Sympathy with an Amputated Limb.

It is a truth that man's soul does not leave an amputated limb and take up its residence in the interiors of the living body until after the lapse of many days; even though, to all external sense and seeming, the violently removed and buried member would indicate no possession of life. The brain maintains a nervo-vital record and governmental sympathy with each part of the lower organism, and such sympathy cannot be withdrawn violently nor hastily. After death, as we have frequently observed, the vitality treasured up out of a limb severed from the body, elaborates the spiritual limb in exact harmony with the form and proportions of what Nature had first decreed.
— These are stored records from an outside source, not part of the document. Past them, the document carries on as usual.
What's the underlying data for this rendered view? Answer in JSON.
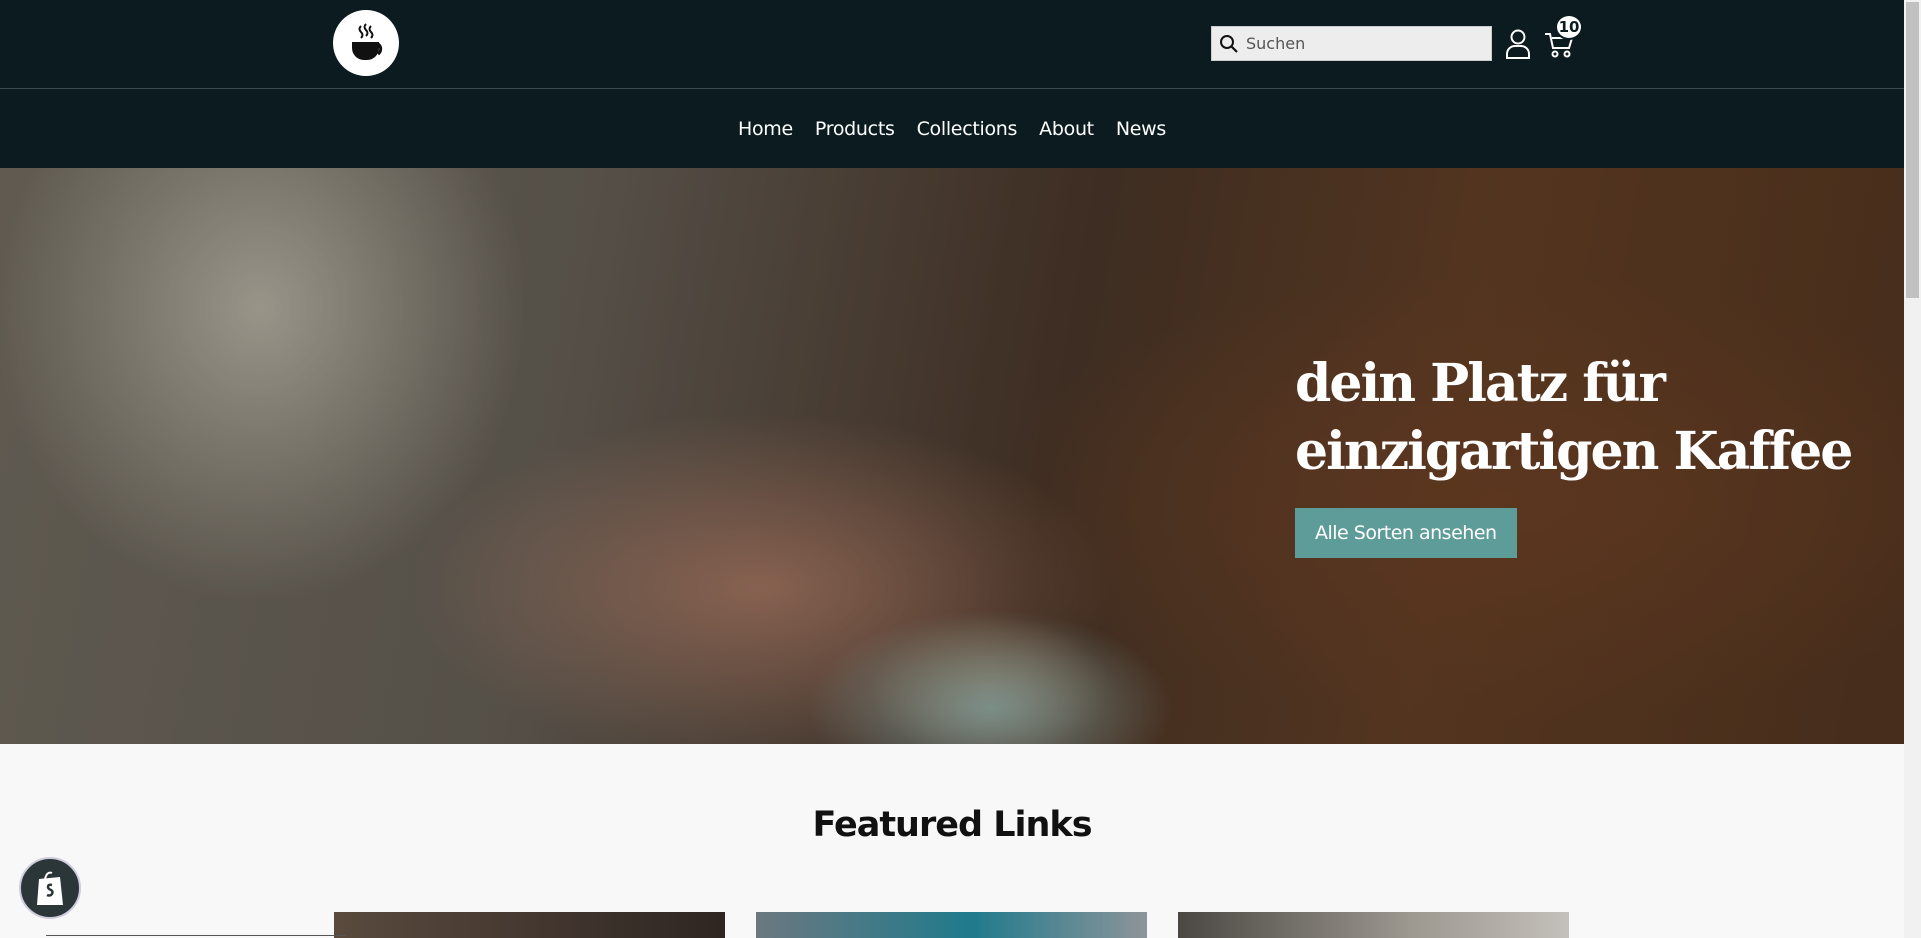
{
  "header": {
    "logo_icon": "coffee-cup-icon",
    "search": {
      "placeholder": "Suchen",
      "icon": "search-icon"
    },
    "account_icon": "user-icon",
    "cart": {
      "icon": "cart-icon",
      "count": "10"
    }
  },
  "nav": {
    "items": [
      {
        "label": "Home"
      },
      {
        "label": "Products"
      },
      {
        "label": "Collections"
      },
      {
        "label": "About"
      },
      {
        "label": "News"
      }
    ]
  },
  "hero": {
    "title": "dein Platz für einzigartigen Kaffee",
    "button_label": "Alle Sorten ansehen",
    "button_color": "#5e9c99"
  },
  "featured": {
    "title": "Featured Links"
  },
  "shopify_badge_icon": "shopify-bag-icon",
  "colors": {
    "header_bg": "#0b1b1f",
    "accent": "#5e9c99"
  }
}
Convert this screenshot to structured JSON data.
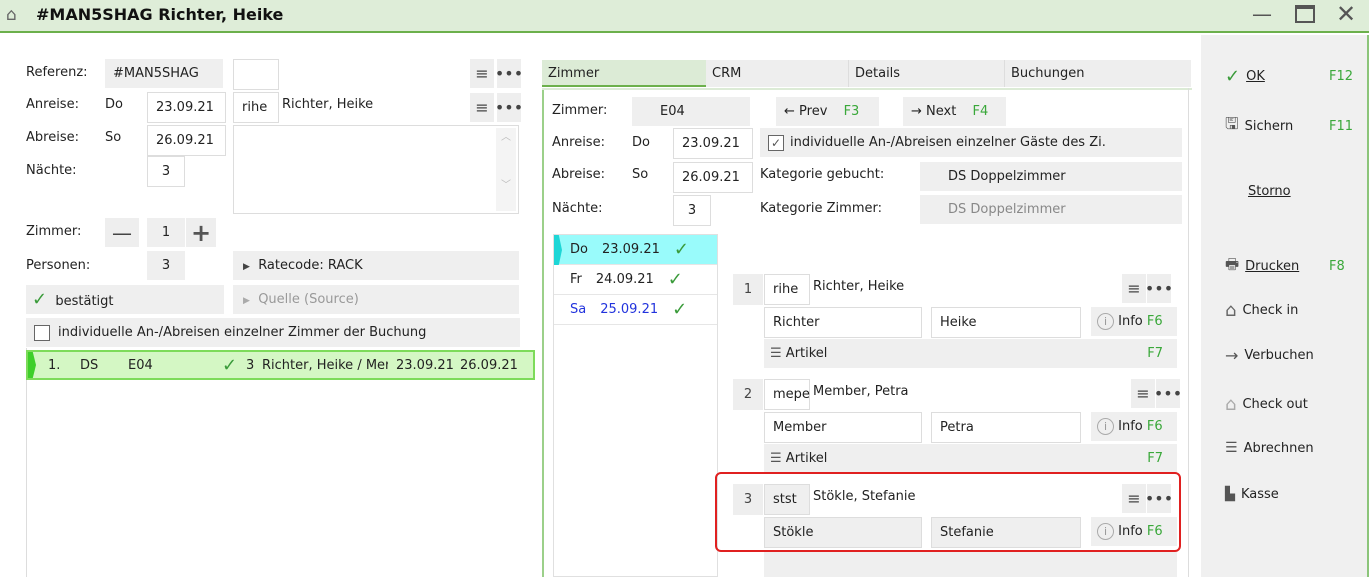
{
  "window": {
    "title": "#MAN5SHAG Richter, Heike"
  },
  "left": {
    "referenz_label": "Referenz:",
    "referenz": "#MAN5SHAG",
    "anreise_label": "Anreise:",
    "anreise_day": "Do",
    "anreise": "23.09.21",
    "abreise_label": "Abreise:",
    "abreise_day": "So",
    "abreise": "26.09.21",
    "naechte_label": "Nächte:",
    "naechte": "3",
    "guest_code": "rihe",
    "guest_name": "Richter, Heike",
    "zimmer_label": "Zimmer:",
    "zimmer": "1",
    "personen_label": "Personen:",
    "personen": "3",
    "ratecode": "Ratecode: RACK",
    "quelle": "Quelle (Source)",
    "status": "bestätigt",
    "individual_label": "individuelle An-/Abreisen einzelner Zimmer der Buchung",
    "rooms": [
      {
        "nr": "1.",
        "cat": "DS",
        "room": "E04",
        "persons": "3",
        "names": "Richter, Heike / Mer",
        "from": "23.09.21",
        "to": "26.09.21"
      }
    ]
  },
  "tabs": [
    "Zimmer",
    "CRM",
    "Details",
    "Buchungen"
  ],
  "room": {
    "zimmer_label": "Zimmer:",
    "zimmer": "E04",
    "prev": "Prev",
    "prev_key": "F3",
    "next": "Next",
    "next_key": "F4",
    "anreise_label": "Anreise:",
    "anreise_day": "Do",
    "anreise": "23.09.21",
    "abreise_label": "Abreise:",
    "abreise_day": "So",
    "abreise": "26.09.21",
    "naechte_label": "Nächte:",
    "naechte": "3",
    "individual_label": "individuelle An-/Abreisen einzelner Gäste des Zi.",
    "kat_gebucht_label": "Kategorie gebucht:",
    "kat_gebucht": "DS Doppelzimmer",
    "kat_zimmer_label": "Kategorie Zimmer:",
    "kat_zimmer": "DS Doppelzimmer",
    "days": [
      {
        "day": "Do",
        "date": "23.09.21"
      },
      {
        "day": "Fr",
        "date": "24.09.21"
      },
      {
        "day": "Sa",
        "date": "25.09.21"
      }
    ]
  },
  "guests": [
    {
      "nr": "1",
      "code": "rihe",
      "name": "Richter, Heike",
      "last": "Richter",
      "first": "Heike",
      "info": "Info",
      "info_key": "F6",
      "artikel": "Artikel",
      "artikel_key": "F7"
    },
    {
      "nr": "2",
      "code": "mepe",
      "name": "Member, Petra",
      "last": "Member",
      "first": "Petra",
      "info": "Info",
      "info_key": "F6",
      "artikel": "Artikel",
      "artikel_key": "F7"
    },
    {
      "nr": "3",
      "code": "stst",
      "name": "Stökle, Stefanie",
      "last": "Stökle",
      "first": "Stefanie",
      "info": "Info",
      "info_key": "F6"
    }
  ],
  "sidebar": {
    "ok": "OK",
    "ok_key": "F12",
    "save": "Sichern",
    "save_key": "F11",
    "storno": "Storno",
    "print": "Drucken",
    "print_key": "F8",
    "checkin": "Check in",
    "book": "Verbuchen",
    "checkout": "Check out",
    "bill": "Abrechnen",
    "cash": "Kasse"
  }
}
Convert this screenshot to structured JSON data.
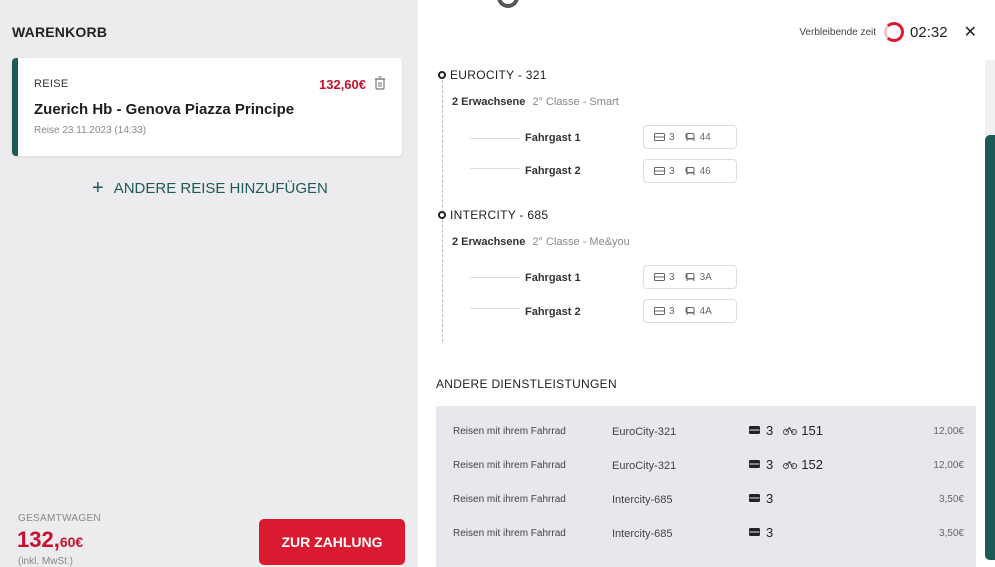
{
  "cart": {
    "title": "WARENKORB",
    "trip": {
      "type_label": "REISE",
      "price": "132,60€",
      "route": "Zuerich Hb - Genova Piazza Principe",
      "date": "Reise 23.11.2023 (14:33)"
    },
    "add_trip_label": "ANDERE REISE HINZUFÜGEN",
    "total_label": "GESAMTWAGEN",
    "total_main": "132,",
    "total_cents": "60€",
    "vat_note": "(inkl. MwSt.)",
    "pay_button_label": "ZUR ZAHLUNG"
  },
  "timer": {
    "label": "Verbleibende zeit",
    "value": "02:32"
  },
  "trains": [
    {
      "name": "EUROCITY - 321",
      "adults": "2 Erwachsene",
      "class": "2° Classe - Smart",
      "passengers": [
        {
          "label": "Fahrgast 1",
          "coach": "3",
          "seat": "44"
        },
        {
          "label": "Fahrgast 2",
          "coach": "3",
          "seat": "46"
        }
      ]
    },
    {
      "name": "INTERCITY - 685",
      "adults": "2 Erwachsene",
      "class": "2° Classe - Me&you",
      "passengers": [
        {
          "label": "Fahrgast 1",
          "coach": "3",
          "seat": "3A"
        },
        {
          "label": "Fahrgast 2",
          "coach": "3",
          "seat": "4A"
        }
      ]
    }
  ],
  "other_services": {
    "title": "ANDERE DIENSTLEISTUNGEN",
    "rows": [
      {
        "name": "Reisen mit ihrem Fahrrad",
        "train": "EuroCity-321",
        "coach": "3",
        "bike": "151",
        "price": "12,00€"
      },
      {
        "name": "Reisen mit ihrem Fahrrad",
        "train": "EuroCity-321",
        "coach": "3",
        "bike": "152",
        "price": "12,00€"
      },
      {
        "name": "Reisen mit ihrem Fahrrad",
        "train": "Intercity-685",
        "coach": "3",
        "bike": "",
        "price": "3,50€"
      },
      {
        "name": "Reisen mit ihrem Fahrrad",
        "train": "Intercity-685",
        "coach": "3",
        "bike": "",
        "price": "3,50€"
      }
    ]
  },
  "colors": {
    "accent_red": "#d91a30",
    "brand_teal": "#1d5a57",
    "panel_grey": "#ececef"
  },
  "icons": [
    "trash-icon",
    "plus-icon",
    "timer-ring-icon",
    "close-icon",
    "train-dot-icon",
    "coach-icon",
    "seat-icon",
    "bike-icon"
  ]
}
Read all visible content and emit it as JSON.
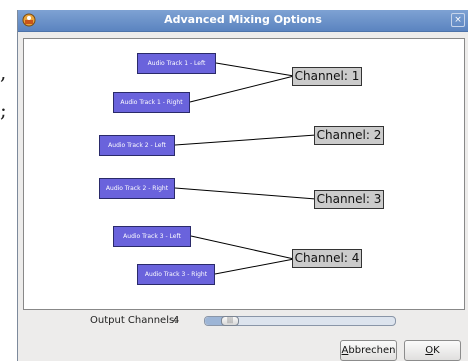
{
  "window": {
    "title": "Advanced Mixing Options",
    "close_glyph": "×"
  },
  "stray_text": {
    "top": ",",
    "bottom": ";"
  },
  "tracks": [
    {
      "label": "Audio Track 1 - Left"
    },
    {
      "label": "Audio Track 1 - Right"
    },
    {
      "label": "Audio Track 2 - Left"
    },
    {
      "label": "Audio Track 2 - Right"
    },
    {
      "label": "Audio Track 3 - Left"
    },
    {
      "label": "Audio Track 3 - Right"
    }
  ],
  "channels": [
    {
      "label": "Channel:  1"
    },
    {
      "label": "Channel:  2"
    },
    {
      "label": "Channel:  3"
    },
    {
      "label": "Channel:  4"
    }
  ],
  "output": {
    "label": "Output Channels:",
    "value": "4",
    "slider_fraction": 0.08,
    "thumb_glyph": "|||"
  },
  "buttons": {
    "cancel_mnemonic": "A",
    "cancel_rest": "bbrechen",
    "ok_mnemonic": "O",
    "ok_rest": "K"
  },
  "colors": {
    "titlebar": "#6e94c9",
    "track_fill": "#6a63dc",
    "channel_fill": "#cbcbcb"
  }
}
So that, in the immortal state, each maimed and deformed individual appears, not as he externally looked at the moment of death, but, instead, in such form and embodiments as he would have possessed if Nature's designs had not been arrested in their development in this world.

An authentic instance of cerebro-vital sympathy with an amputated limb, will illustrate the principle. Recently, at Tower's Mill, in Lanesborough, Mass., a young man named Jerry Swan was caught by the arm in some machinery, and the limb was so badly broken and mangled that immediate amputation was necessary. This was successfully performed, but, according to the Pittsfield Eagle, Mr. Swan's connection with the dissevered limb did not cease with the operation. The Eagle says: "On recovering from the stupor (produced by the use of chloroform,) Mr. Swan still complained sorely of an aching hand. Late in the evening his distress became very great, and he insisted that the hand was cramped by being doubled up. The limb had been placed in a small box and buried. His attendants dug it up and straightened the hand, and he was soon easier. This morning the limb was again buried. But he soon complained of a sensation of cold and great pain in it. It was accordingly taken up again, wrapped up, and deposited in a tomb, since which he is again relieved."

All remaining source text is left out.